Whether or not the artists and curators are prepared to admit it, the Korean art world comes down to money.
“The distrust among artists, dealers and clients is over the top,” says Kong. “The clients always try to bargain when they come in, because they are so used to dealers who increase the sale price of an artwork and offer the lowest possible payment to the artists. Even if we list the original purchase price up-front, they simply don’t trust us. That’s the reality of art collecting in Korea.”
But more urgently, many in the industry ― commercial galleries and public museums ― feel that the curating profession has been thrown into crisis by the Shin scandal and that curators will now find their credentials under greater scrutiny.

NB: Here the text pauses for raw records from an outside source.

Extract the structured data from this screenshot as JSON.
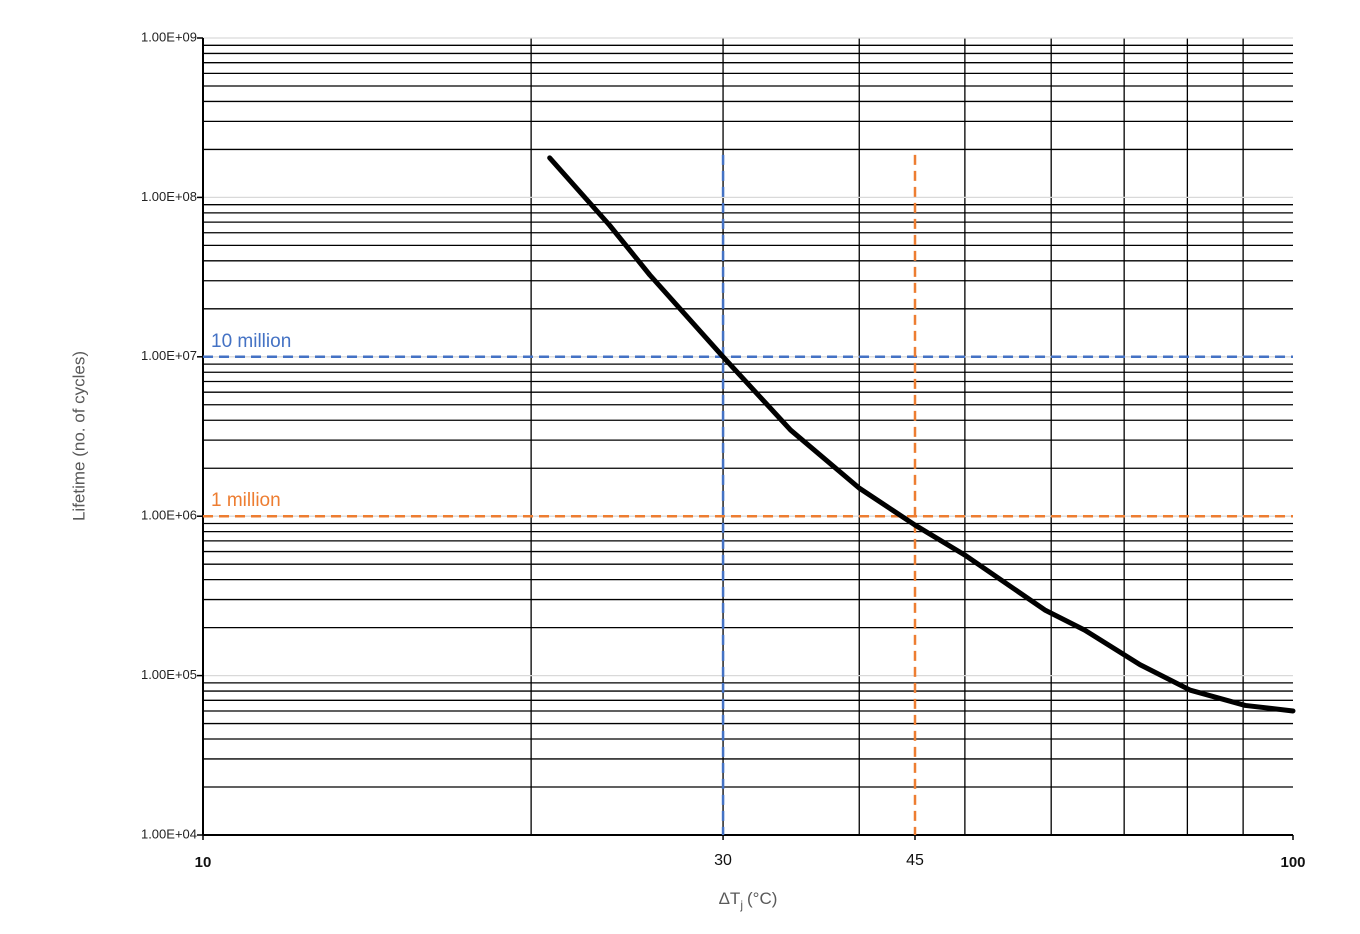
{
  "chart_data": {
    "type": "line",
    "x_label": "ΔT",
    "x_label_sub": "j",
    "x_label_unit": "(°C)",
    "y_label": "Lifetime (no. of cycles)",
    "log_x": true,
    "log_y": true,
    "grid": true,
    "minor_grid": true,
    "xlim": [
      10,
      100
    ],
    "ylim": [
      10000,
      1000000000
    ],
    "xticks": [
      10,
      30,
      45,
      100
    ],
    "yticks": [
      {
        "value": 10000,
        "label": "1.00E+04"
      },
      {
        "value": 100000,
        "label": "1.00E+05"
      },
      {
        "value": 1000000,
        "label": "1.00E+06"
      },
      {
        "value": 10000000,
        "label": "1.00E+07"
      },
      {
        "value": 100000000,
        "label": "1.00E+08"
      },
      {
        "value": 1000000000,
        "label": "1.00E+09"
      }
    ],
    "x": [
      20.8,
      23.6,
      25.7,
      30,
      34.6,
      40,
      45,
      50,
      59.2,
      64.4,
      72.4,
      80.5,
      90.4,
      100
    ],
    "series": [
      {
        "color": "#000000",
        "values": [
          177000000,
          67000000,
          32600000,
          10000000,
          3470000,
          1500000,
          880000,
          570000,
          258000,
          193000,
          117000,
          81000,
          65000,
          60000
        ]
      }
    ],
    "reference_lines": [
      {
        "label": "10 million",
        "x": 30,
        "y": 10000000,
        "color": "#4472c4"
      },
      {
        "label": "1 million",
        "x": 45,
        "y": 1000000,
        "color": "#ed7d31"
      }
    ]
  }
}
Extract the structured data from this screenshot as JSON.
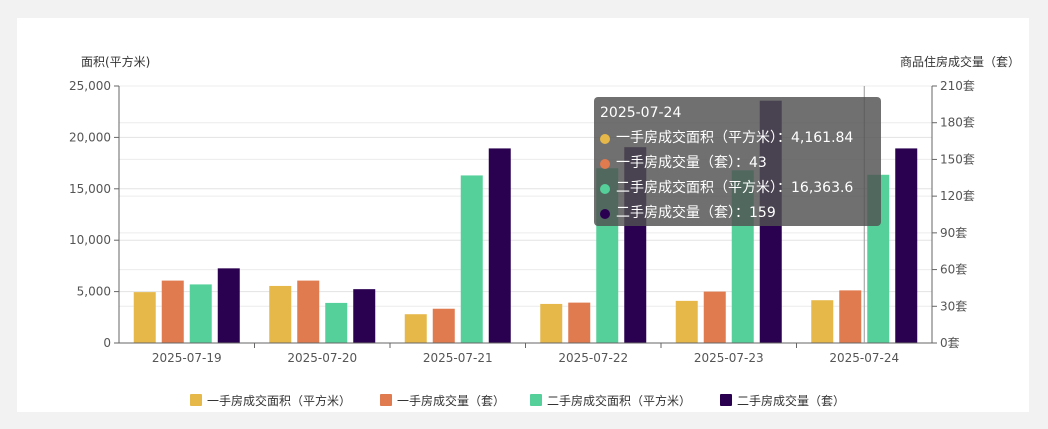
{
  "chart_data": {
    "type": "bar",
    "categories": [
      "2025-07-19",
      "2025-07-20",
      "2025-07-21",
      "2025-07-22",
      "2025-07-23",
      "2025-07-24"
    ],
    "left_axis": {
      "title": "面积(平方米)",
      "min": 0,
      "max": 25000,
      "step": 5000,
      "tick_labels": [
        "0",
        "5,000",
        "10,000",
        "15,000",
        "20,000",
        "25,000"
      ]
    },
    "right_axis": {
      "title": "商品住房成交量（套）",
      "min": 0,
      "max": 210,
      "step": 30,
      "tick_labels": [
        "0套",
        "30套",
        "60套",
        "90套",
        "120套",
        "150套",
        "180套",
        "210套"
      ]
    },
    "series": [
      {
        "name": "一手房成交面积（平方米）",
        "axis": "left",
        "color": "#e6b84a",
        "values": [
          4950,
          5550,
          2800,
          3800,
          4100,
          4161.84
        ]
      },
      {
        "name": "一手房成交量（套）",
        "axis": "right",
        "color": "#e07a4f",
        "values": [
          51,
          51,
          28,
          33,
          42,
          43
        ]
      },
      {
        "name": "二手房成交面积（平方米）",
        "axis": "left",
        "color": "#55d09a",
        "values": [
          5700,
          3900,
          16300,
          17000,
          16800,
          16363.6
        ]
      },
      {
        "name": "二手房成交量（套）",
        "axis": "right",
        "color": "#2a0050",
        "values": [
          61,
          44,
          159,
          160,
          198,
          159
        ]
      }
    ],
    "legend_position": "bottom",
    "grid": true,
    "tooltip": {
      "title": "2025-07-24",
      "rows": [
        {
          "label": "一手房成交面积（平方米）：4,161.84",
          "color": "#e6b84a"
        },
        {
          "label": "一手房成交量（套）：43",
          "color": "#e07a4f"
        },
        {
          "label": "二手房成交面积（平方米）：16,363.6",
          "color": "#55d09a"
        },
        {
          "label": "二手房成交量（套）：159",
          "color": "#2a0050"
        }
      ]
    }
  }
}
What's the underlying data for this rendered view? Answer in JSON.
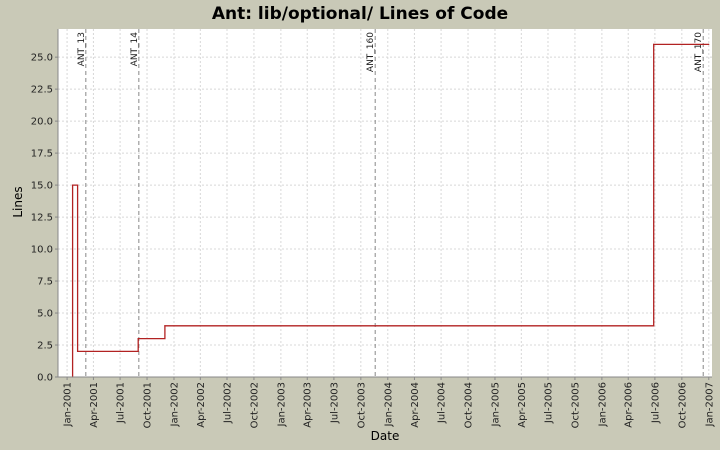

“Employment in the art world relies heavily on personal recommendations from people who are connected within the industry,” says Lee, the owner of Gallery Sun Contemporary. “If a person comes in with good recommendations from a senior figure in this industry, there is often no fact-checking involved.”
Educational programs for aspiring curators in Korea are highly limited and that makes it difficult for them to keep abreast of the global art market, which is why a degree from abroad is a top priority for most curators. Next on the list is their people skills and an international network to connect the gallery to the market.
“There is no fail-safe system for the employment of curators,” said Choi Mi-ri, the owner of Gallery Lumiere in southern Seoul. “In Korea, curating is viewed as a status job rather than a professional line of work. Galleries have almost become places that rent space.”
Some say Shin’s talent was that she could organize successful exhibitions and that she thrust galleries into a spotlight bright enough to blind them to her fraud. Others say her ability was slight and that her deceptions were concealed by powerful members of the art world for motives that have yet to be revealed. The responsibility for finding the truth now lies in the hands of prosecutors.